Abstract:  Twenty-seven patients (14 girls, 13 boys) affected by familial hypercholesterolemia who had begun low-density lipoprotein (LDL) apheresis treatment before the age of 15 were studied. The median age at diagnosis was 4 years and the blood LDL cholesterol level was 704 ± 163 mg/dL. Screening was performed for homozygous or double heterozygous mutations of the LDL cholesterol receptor gene and mutations were found in 24 of the patients. The mean age at the beginning of treatment was 8.5 years and the mean length of follow up was 12.6 years. The two main procedures used were direct adsorption of lipoproteins and dextran sulfate cellulose adsorption. Nine patients experienced anaphylactic reactions due to bradykinin and six had to have their treatment changed.
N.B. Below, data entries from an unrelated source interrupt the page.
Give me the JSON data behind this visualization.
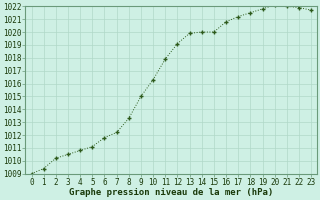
{
  "x": [
    0,
    1,
    2,
    3,
    4,
    5,
    6,
    7,
    8,
    9,
    10,
    11,
    12,
    13,
    14,
    15,
    16,
    17,
    18,
    19,
    20,
    21,
    22,
    23
  ],
  "y": [
    1009.0,
    1009.4,
    1010.2,
    1010.5,
    1010.8,
    1011.1,
    1011.8,
    1012.2,
    1013.3,
    1015.0,
    1016.3,
    1017.9,
    1019.1,
    1019.9,
    1020.0,
    1020.0,
    1020.8,
    1021.2,
    1021.5,
    1021.8,
    1022.1,
    1022.0,
    1021.9,
    1021.7
  ],
  "ylim": [
    1009,
    1022
  ],
  "yticks": [
    1009,
    1010,
    1011,
    1012,
    1013,
    1014,
    1015,
    1016,
    1017,
    1018,
    1019,
    1020,
    1021,
    1022
  ],
  "xlabel": "Graphe pression niveau de la mer (hPa)",
  "line_color": "#2d5a1b",
  "marker_color": "#2d5a1b",
  "bg_color": "#cef0e4",
  "grid_color": "#b0d8c8",
  "tick_color": "#1a3a0a",
  "tick_fontsize": 5.5,
  "label_fontsize": 6.5
}
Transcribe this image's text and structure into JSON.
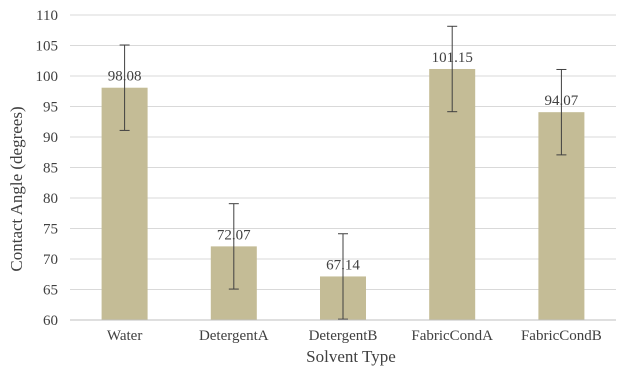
{
  "chart_data": {
    "type": "bar",
    "categories": [
      "Water",
      "DetergentA",
      "DetergentB",
      "FabricCondA",
      "FabricCondB"
    ],
    "values": [
      98.08,
      72.07,
      67.14,
      101.15,
      94.07
    ],
    "value_labels": [
      "98.08",
      "72.07",
      "67.14",
      "101.15",
      "94.07"
    ],
    "error": [
      7,
      7,
      7,
      7,
      7
    ],
    "xlabel": "Solvent Type",
    "ylabel": "Contact Angle (degrees)",
    "ylim": [
      60,
      110
    ],
    "yticks": [
      60,
      65,
      70,
      75,
      80,
      85,
      90,
      95,
      100,
      105,
      110
    ],
    "ytick_labels": [
      "60",
      "65",
      "70",
      "75",
      "80",
      "85",
      "90",
      "95",
      "100",
      "105",
      "110"
    ],
    "grid": true,
    "bar_color": "#c4bc96",
    "grid_color": "#d9d9d9",
    "errorbar_color": "#404040"
  }
}
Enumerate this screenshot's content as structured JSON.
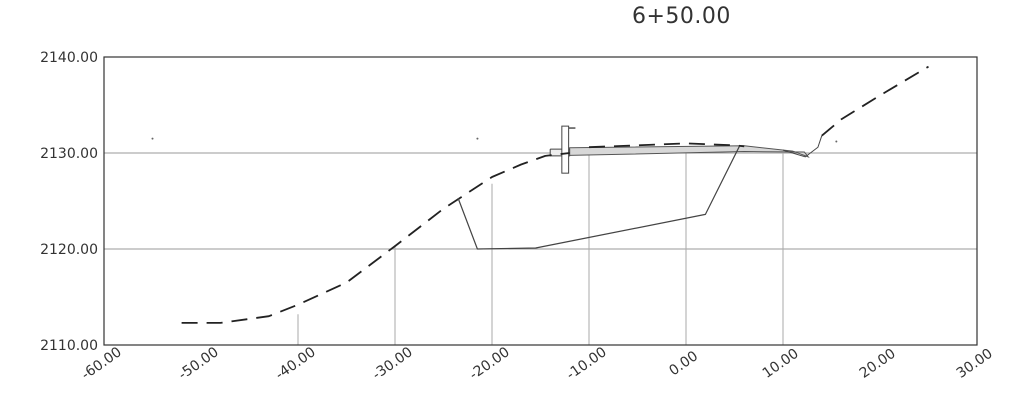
{
  "station_label": "6+50.00",
  "chart_data": {
    "type": "line",
    "title": "6+50.00",
    "x_ticks": [
      "-60.00",
      "-50.00",
      "-40.00",
      "-30.00",
      "-20.00",
      "-10.00",
      "0.00",
      "10.00",
      "20.00",
      "30.00"
    ],
    "y_ticks": [
      "2110.00",
      "2120.00",
      "2130.00",
      "2140.00"
    ],
    "xlim": [
      -60,
      30
    ],
    "ylim": [
      2110,
      2140
    ],
    "grid": "horizontal",
    "vertical_refs": [
      {
        "x": -40,
        "y": 2113.2
      },
      {
        "x": -30,
        "y": 2120.4
      },
      {
        "x": -20,
        "y": 2126.8
      },
      {
        "x": -10,
        "y": 2130.0
      },
      {
        "x": 0,
        "y": 2130.0
      },
      {
        "x": 10,
        "y": 2130.0
      }
    ],
    "series": [
      {
        "style": "dashed",
        "x": [
          -52,
          -48,
          -43,
          -40,
          -35,
          -30,
          -25,
          -20,
          -17,
          -14.5,
          -12
        ],
        "y": [
          2112.3,
          2112.3,
          2113.0,
          2114.2,
          2116.5,
          2120.3,
          2124.2,
          2127.5,
          2128.8,
          2129.7,
          2130.0
        ]
      },
      {
        "style": "dashed",
        "x": [
          -10,
          0,
          5,
          6
        ],
        "y": [
          2130.6,
          2131.0,
          2130.8,
          2130.7
        ]
      },
      {
        "style": "dashed",
        "x": [
          14,
          16,
          20,
          25
        ],
        "y": [
          2131.8,
          2133.5,
          2136.0,
          2139.0
        ]
      },
      {
        "style": "solid",
        "x": [
          -23.5,
          -21.5,
          -15.5,
          2,
          5.5
        ],
        "y": [
          2125.3,
          2120.0,
          2120.1,
          2123.6,
          2130.7
        ]
      }
    ]
  }
}
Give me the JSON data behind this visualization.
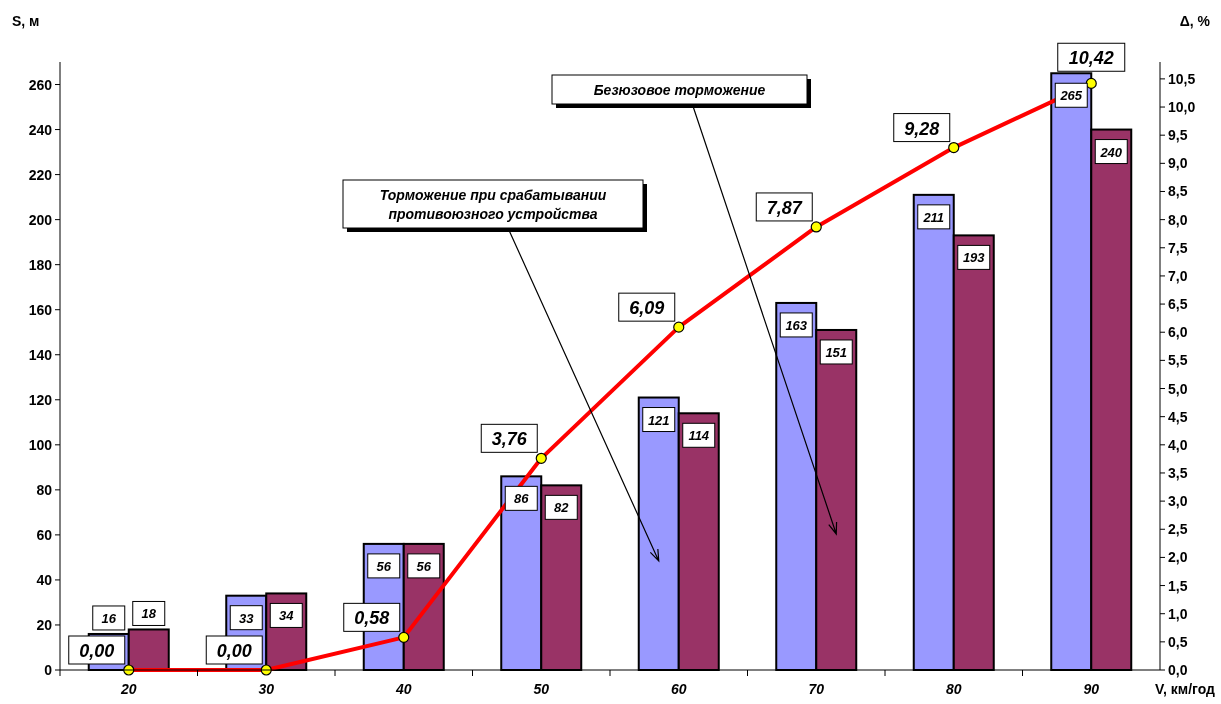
{
  "chart_data": {
    "type": "bar",
    "categories": [
      "20",
      "30",
      "40",
      "50",
      "60",
      "70",
      "80",
      "90"
    ],
    "xlabel": "V, км/год",
    "ylabel": "S, м",
    "y2label": "Δ, %",
    "ylim": [
      0,
      270
    ],
    "yticks": [
      0,
      20,
      40,
      60,
      80,
      100,
      120,
      140,
      160,
      180,
      200,
      220,
      240,
      260
    ],
    "y2lim": [
      0,
      10.8
    ],
    "y2ticks": [
      {
        "value": 0,
        "label": "0,0"
      },
      {
        "value": 0.5,
        "label": "0,5"
      },
      {
        "value": 1,
        "label": "1,0"
      },
      {
        "value": 1.5,
        "label": "1,5"
      },
      {
        "value": 2,
        "label": "2,0"
      },
      {
        "value": 2.5,
        "label": "2,5"
      },
      {
        "value": 3,
        "label": "3,0"
      },
      {
        "value": 3.5,
        "label": "3,5"
      },
      {
        "value": 4,
        "label": "4,0"
      },
      {
        "value": 4.5,
        "label": "4,5"
      },
      {
        "value": 5,
        "label": "5,0"
      },
      {
        "value": 5.5,
        "label": "5,5"
      },
      {
        "value": 6,
        "label": "6,0"
      },
      {
        "value": 6.5,
        "label": "6,5"
      },
      {
        "value": 7,
        "label": "7,0"
      },
      {
        "value": 7.5,
        "label": "7,5"
      },
      {
        "value": 8,
        "label": "8,0"
      },
      {
        "value": 8.5,
        "label": "8,5"
      },
      {
        "value": 9,
        "label": "9,0"
      },
      {
        "value": 9.5,
        "label": "9,5"
      },
      {
        "value": 10,
        "label": "10,0"
      },
      {
        "value": 10.5,
        "label": "10,5"
      }
    ],
    "series": [
      {
        "name": "Торможение при срабатывании противоюзного устройства",
        "color": "#9999ff",
        "values": [
          16,
          33,
          56,
          86,
          121,
          163,
          211,
          265
        ],
        "value_labels": [
          "16",
          "33",
          "56",
          "86",
          "121",
          "163",
          "211",
          "265"
        ]
      },
      {
        "name": "Безюзовое торможение",
        "color": "#993366",
        "values": [
          18,
          34,
          56,
          82,
          114,
          151,
          193,
          240
        ],
        "value_labels": [
          "18",
          "34",
          "56",
          "82",
          "114",
          "151",
          "193",
          "240"
        ]
      },
      {
        "type": "line",
        "axis": "y2",
        "color": "#ff0000",
        "marker": "circle",
        "values": [
          0,
          0,
          0.58,
          3.76,
          6.09,
          7.87,
          9.28,
          10.42
        ],
        "value_labels": [
          "0,00",
          "0,00",
          "0,58",
          "3,76",
          "6,09",
          "7,87",
          "9,28",
          "10,42"
        ]
      }
    ],
    "grid": false,
    "legend": false
  }
}
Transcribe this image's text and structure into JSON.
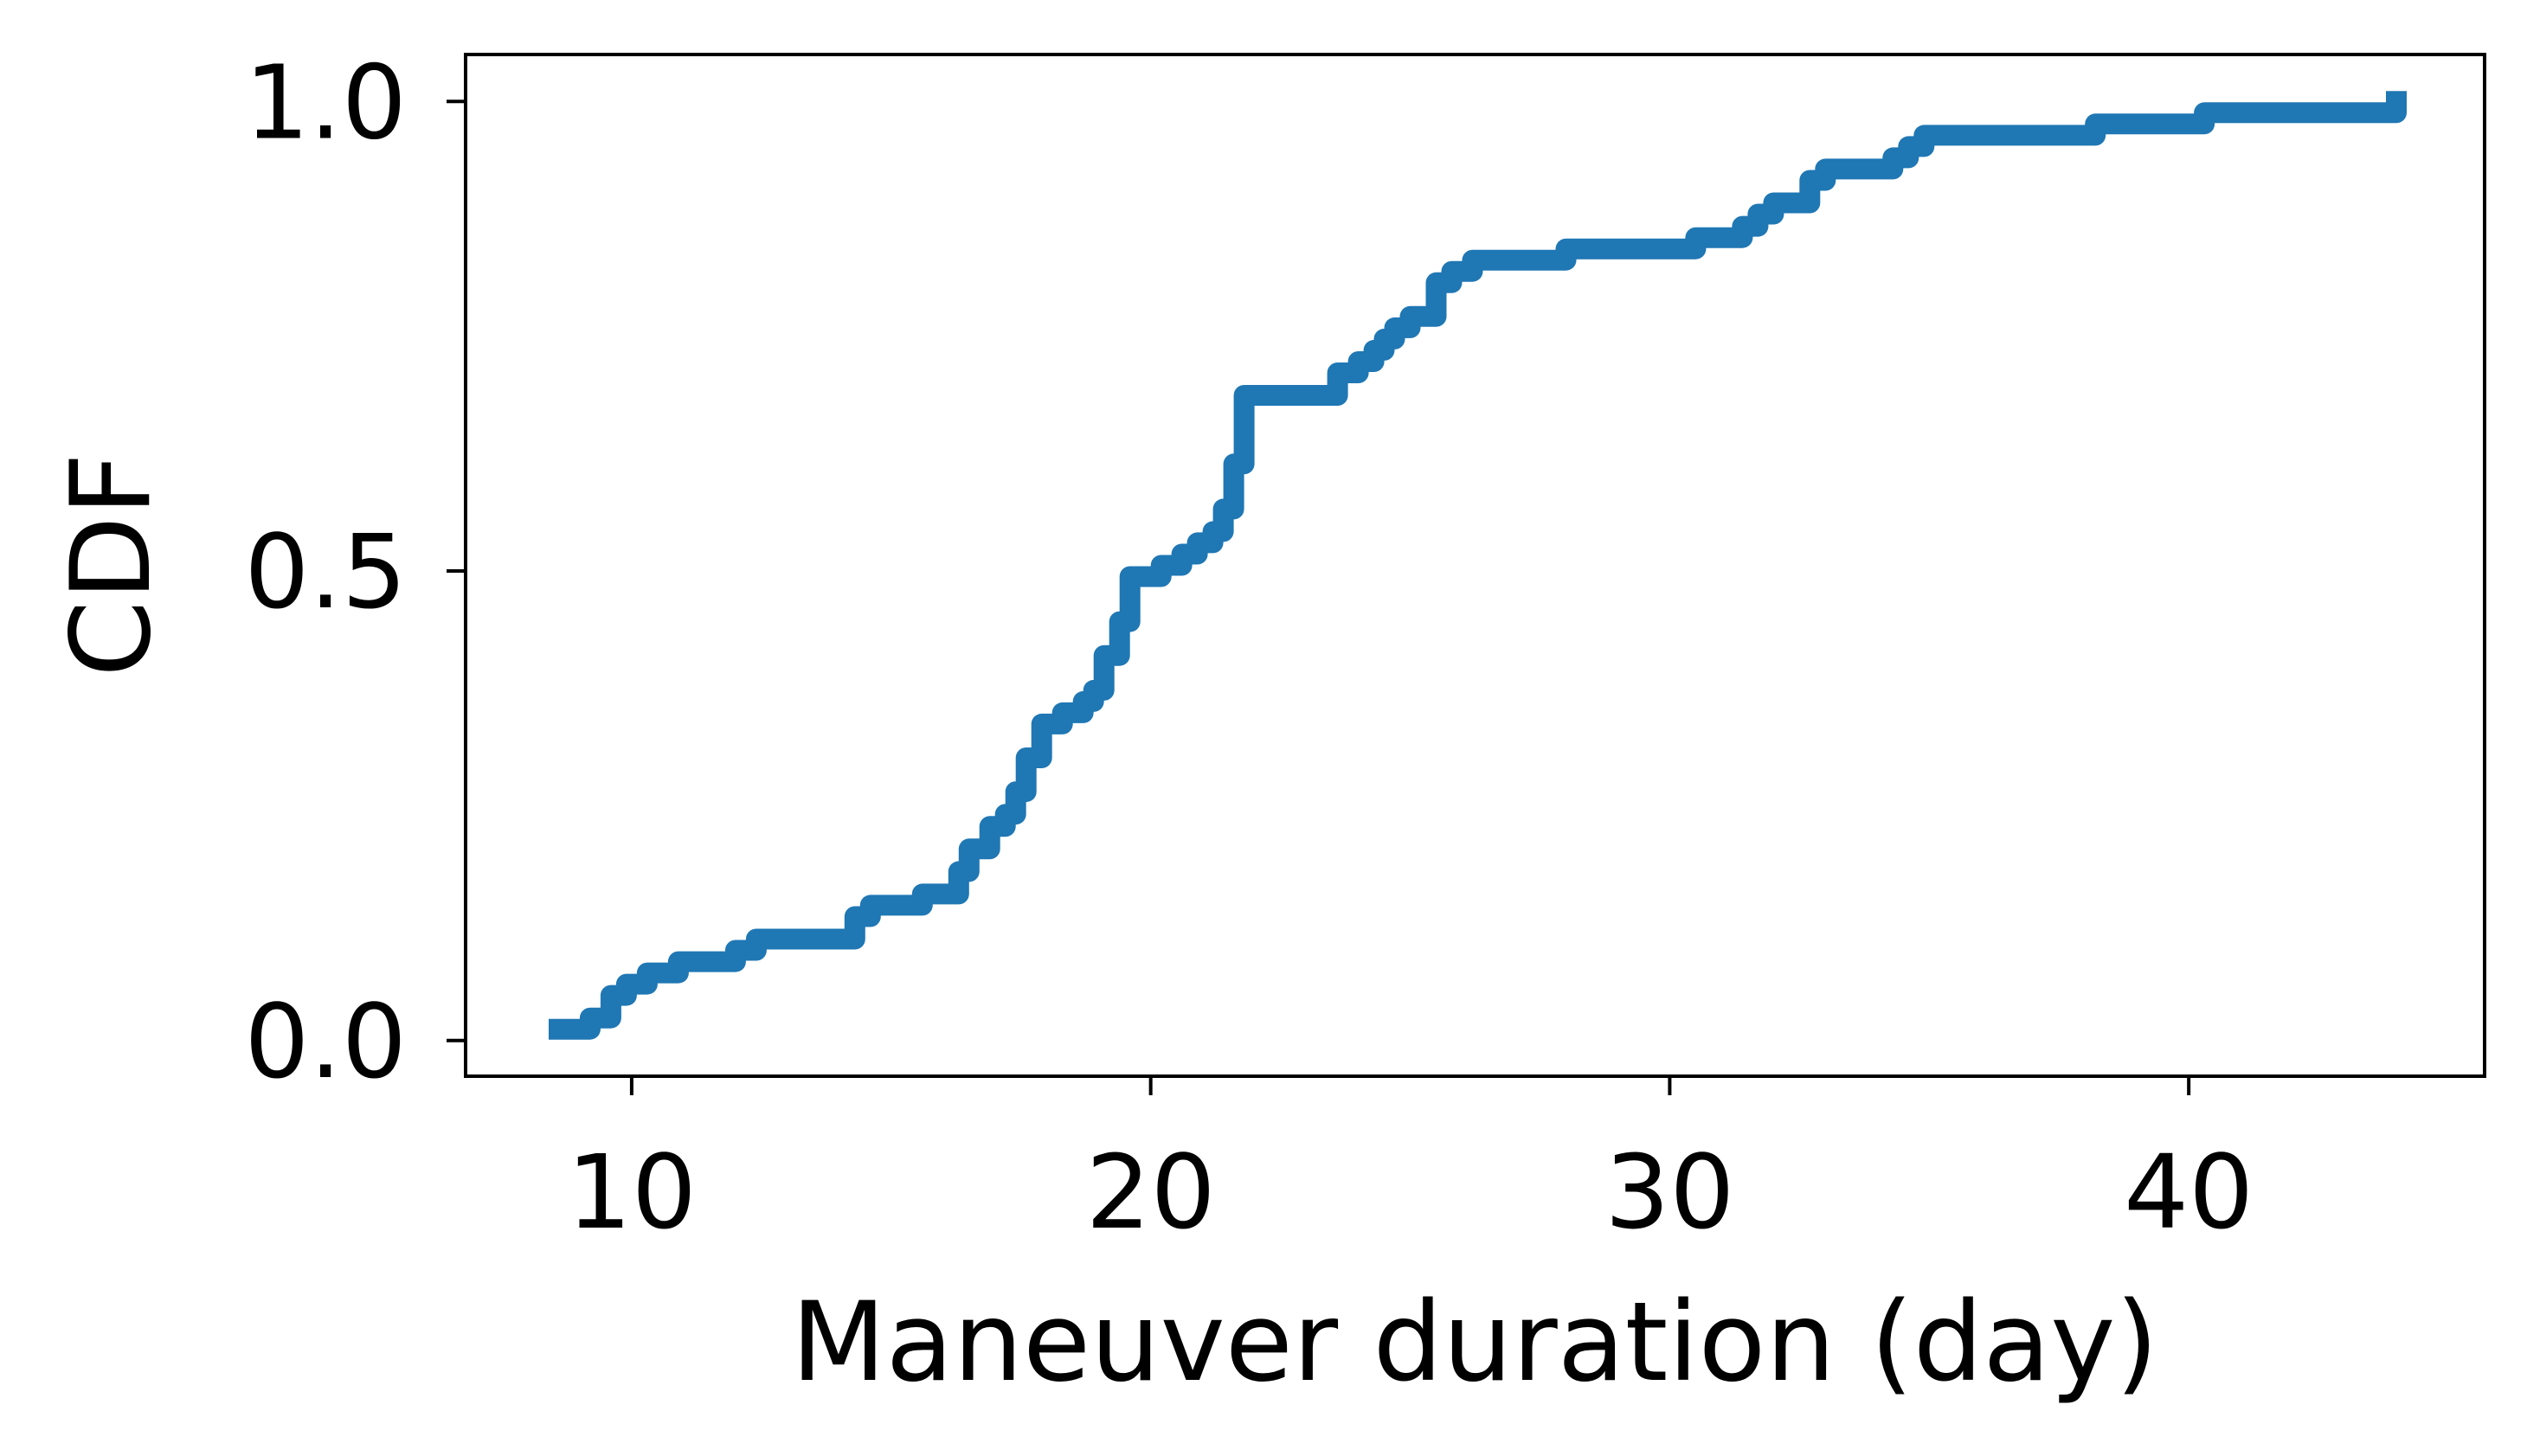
{
  "chart_data": {
    "type": "line",
    "title": "",
    "xlabel": "Maneuver duration (day)",
    "ylabel": "CDF",
    "xlim": [
      6.8,
      45.7
    ],
    "ylim": [
      -0.038,
      1.05
    ],
    "xticks": [
      10,
      20,
      30,
      40
    ],
    "xtick_labels": [
      "10",
      "20",
      "30",
      "40"
    ],
    "yticks": [
      0.0,
      0.5,
      1.0
    ],
    "ytick_labels": [
      "0.0",
      "0.5",
      "1.0"
    ],
    "grid": false,
    "legend": "none",
    "step": true,
    "series": [
      {
        "color": "#1f77b4",
        "x": [
          8.6,
          9.2,
          9.6,
          9.9,
          10.3,
          10.9,
          12.0,
          12.4,
          14.3,
          14.6,
          15.6,
          16.3,
          16.5,
          16.9,
          17.2,
          17.4,
          17.6,
          17.9,
          18.3,
          18.7,
          18.9,
          19.1,
          19.4,
          19.6,
          20.2,
          20.6,
          20.9,
          21.2,
          21.4,
          21.6,
          21.8,
          23.6,
          24.0,
          24.3,
          24.5,
          24.7,
          25.0,
          25.5,
          25.8,
          26.2,
          28.0,
          30.5,
          31.4,
          31.7,
          32.0,
          32.7,
          33.0,
          34.3,
          34.6,
          34.9,
          38.2,
          40.3,
          44.0
        ],
        "y": [
          0.012,
          0.024,
          0.048,
          0.06,
          0.072,
          0.084,
          0.096,
          0.108,
          0.132,
          0.144,
          0.156,
          0.18,
          0.204,
          0.228,
          0.241,
          0.265,
          0.301,
          0.337,
          0.349,
          0.361,
          0.373,
          0.41,
          0.446,
          0.494,
          0.506,
          0.518,
          0.53,
          0.542,
          0.566,
          0.614,
          0.687,
          0.711,
          0.723,
          0.735,
          0.747,
          0.759,
          0.771,
          0.807,
          0.819,
          0.831,
          0.843,
          0.855,
          0.867,
          0.88,
          0.892,
          0.916,
          0.928,
          0.94,
          0.952,
          0.964,
          0.976,
          0.988,
          1.0
        ]
      }
    ]
  }
}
The LDL cholesterol level before the session was lowered by 45 ± 11% of the value at diagnosis. The LDL cholesterol reduction in a session was 72 ± 10%. Tendinous xanthomas disappeared or diminished dramatically in 62% of the children. In 22 patients no cardiovascular event occurred during LDL apheresis treatment. Three had angina pectoris; two others had surgical management of aortic stenosis, but no clinical manifestations. Seven children had normal cardiovascular pictures while on treatment. Eleven had abnormalities of the aortic root or coronary arteries, which in six cases had appeared before treatment; the other five children did not undergo prior cardiac evaluation. In five children the abnormalities appeared during treatment. Based on these data, LDL-apheresis can be recommended for the treatment of homozygous familial hypercholesterolemia, even in young children, with good efficiency on biological parameters, cutaneous lesions and cardiovascular events.